Because of Department of Labor Bulletin 95-1 and the court case of Bussian vs RJR Nabisco, defined benefit Plan Sponsors have an important fiduciary obligation to act in the best interest of their Participants when engaging in pension risk transfer. Combining the latest trend of outsourcing pension fund management with a Plan Sponsor’s need to satisfy this fiduciary obligation led us to offer our Fiduciary service that Plan Sponsor’s can use to eliminate their potential liability to plan Participants.
Brentwood has acted as a Fiduciary well over 150 times for $3B worth of group annuity contracts. Since 1984 we have placed approximately 1900 group annuity contracts and have worked on an estimated 2500.
The Brentwood Companies offer three fiduciary services:
1. Co-Fiduciary – Non-Discretionary where we provide advice and due diligence on the purchase of a group annuity contract as defined under ERISA Section 3(21).
2. Independent Fiduciary - Discretionary where the plan sponsor delegates the annuity purchase decision to us.
3. Non-Settlor Independent Fiduciary – where Brentwood does no settlor work but opines and provides due diligence as to whether the insurer chosen for a group annuity contract is a “safest available” insurer.

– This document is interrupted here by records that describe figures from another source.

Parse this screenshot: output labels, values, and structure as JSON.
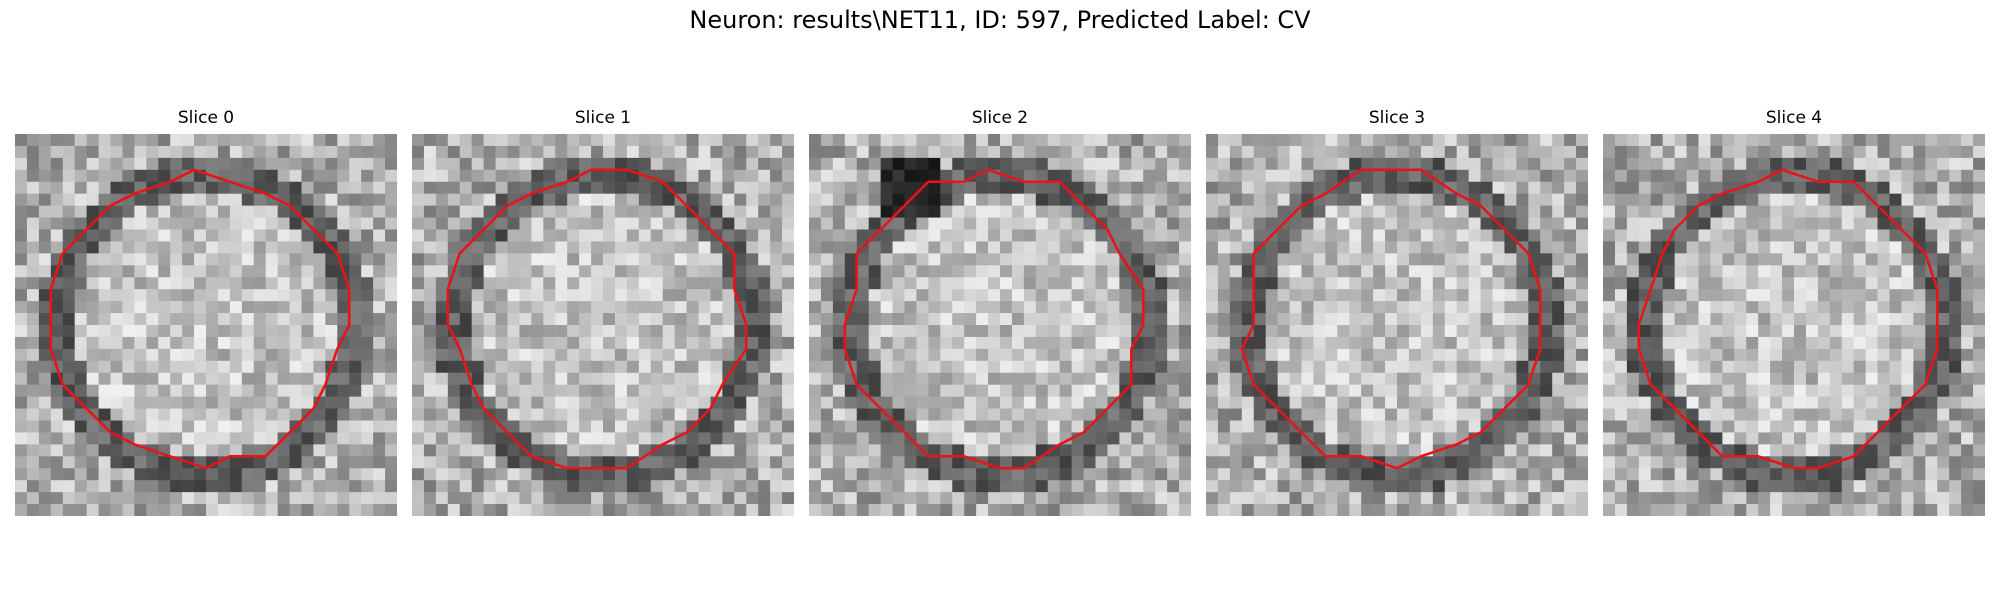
{
  "figure": {
    "title": "Neuron: results\\NET11, ID: 597, Predicted Label: CV"
  },
  "overlay_color": "#e8141a",
  "panels": [
    {
      "title": "Slice 0",
      "seed": 11,
      "ring": "dark",
      "cut_bottom": false
    },
    {
      "title": "Slice 1",
      "seed": 23,
      "ring": "dark",
      "cut_bottom": false
    },
    {
      "title": "Slice 2",
      "seed": 37,
      "ring": "dark-topblob",
      "cut_bottom": false
    },
    {
      "title": "Slice 3",
      "seed": 41,
      "ring": "dark",
      "cut_bottom": true
    },
    {
      "title": "Slice 4",
      "seed": 53,
      "ring": "dark",
      "cut_bottom": false
    }
  ]
}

Our fiduciary analysis of insurance companies is centered on the six factors to consider in DoL Bulletin 95-1, along with the decision and comments in Bussian v RJR Nabisco. Those documents focus on investment portfolio, profitability and liquidity. We also look at an insurer’s mortality assumptions to ensure they meet industry standards. Administrative capability and disaster recovery is viewed as well as the insurer’s risk governance, liquidity and regulatory structure. For jumbo transactions we analyze the separate account including dividend policy as well as any syndication that may occur and an in-depth analysis of assets in kind.